Man mano che vado avanti nella lettura, le riflessioni della Zarri mi mettono in crisi, perché mi fanno capire quanto superficiale, scontato, sia il mio vivere, il mio credere, i miei rapporti con le cose, gli uomini e la natura. La Zarri mi costringe a fermarmi, a verificare, a guardare dentro e a prendere posizioni nuove di fronte alla realtà del vivere. Le pagine intense e turgide di pensiero mi fanno cogliere la testimonianza di questa donna per la quale Dio è veramente tutto, emerge da ogni respiro, da ogni esperienza e da ogni lavoro.

Di certo, quando avrò finito il volume, io forse non mi ritirerò in una grotta o in una caverna di un monte, ma certamente non potrò più vivere in maniera scontata come prima e Dio non lo penserò solamente in qualche momento del giorno e non lo vedrò solamente nei riti, ma spero che diventerà per me, come per la Zarri, “il respiro” della vita.

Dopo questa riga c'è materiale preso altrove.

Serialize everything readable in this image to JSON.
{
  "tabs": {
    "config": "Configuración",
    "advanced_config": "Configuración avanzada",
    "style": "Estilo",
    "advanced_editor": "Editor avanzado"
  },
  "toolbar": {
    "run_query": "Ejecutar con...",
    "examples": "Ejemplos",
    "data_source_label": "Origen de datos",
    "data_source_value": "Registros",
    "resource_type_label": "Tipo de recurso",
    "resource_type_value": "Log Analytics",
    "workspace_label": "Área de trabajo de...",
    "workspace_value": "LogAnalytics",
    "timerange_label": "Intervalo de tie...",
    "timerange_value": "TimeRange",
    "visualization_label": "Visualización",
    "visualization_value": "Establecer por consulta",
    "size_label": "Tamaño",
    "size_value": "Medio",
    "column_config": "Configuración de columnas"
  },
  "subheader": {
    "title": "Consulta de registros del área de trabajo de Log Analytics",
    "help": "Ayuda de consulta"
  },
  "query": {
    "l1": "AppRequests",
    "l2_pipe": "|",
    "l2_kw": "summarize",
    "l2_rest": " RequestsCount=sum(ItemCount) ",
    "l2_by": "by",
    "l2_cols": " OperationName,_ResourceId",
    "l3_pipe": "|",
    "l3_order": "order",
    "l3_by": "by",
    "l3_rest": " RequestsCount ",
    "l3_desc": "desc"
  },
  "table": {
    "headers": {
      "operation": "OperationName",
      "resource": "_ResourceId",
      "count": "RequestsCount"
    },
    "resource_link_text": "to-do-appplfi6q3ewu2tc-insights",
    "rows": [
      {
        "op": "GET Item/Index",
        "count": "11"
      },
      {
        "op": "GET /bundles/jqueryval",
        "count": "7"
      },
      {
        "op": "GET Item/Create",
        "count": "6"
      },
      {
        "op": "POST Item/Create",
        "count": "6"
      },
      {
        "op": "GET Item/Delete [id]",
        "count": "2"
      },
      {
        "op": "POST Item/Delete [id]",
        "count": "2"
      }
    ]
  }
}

Ancora una volta deluso da taluni politici cristiani

Nota della redazione: come consuetudine i commenti di don Armando, scritti in gran numero e largo anticipo, arrivano “alle stampe” con un certo ritardo. Nello specifico il disegno di legge cui fa riferimento non è ancora stato approvato.

In queste ultime settimane il nostro parlamento si è impegnato finalmente, in maniera un po’ meno esasperatamente polemica del solito, per salvaguardare la nazione da attacchi speculativi che la potevano mandare a picco: un’operazione finalmente riuscita. Ma contemporaneamente è pure giunto alla conclusione di un argomento che interessa meno l’opinione pubblica, che però è quanto mai importante, qual’è quello del “fine vita”.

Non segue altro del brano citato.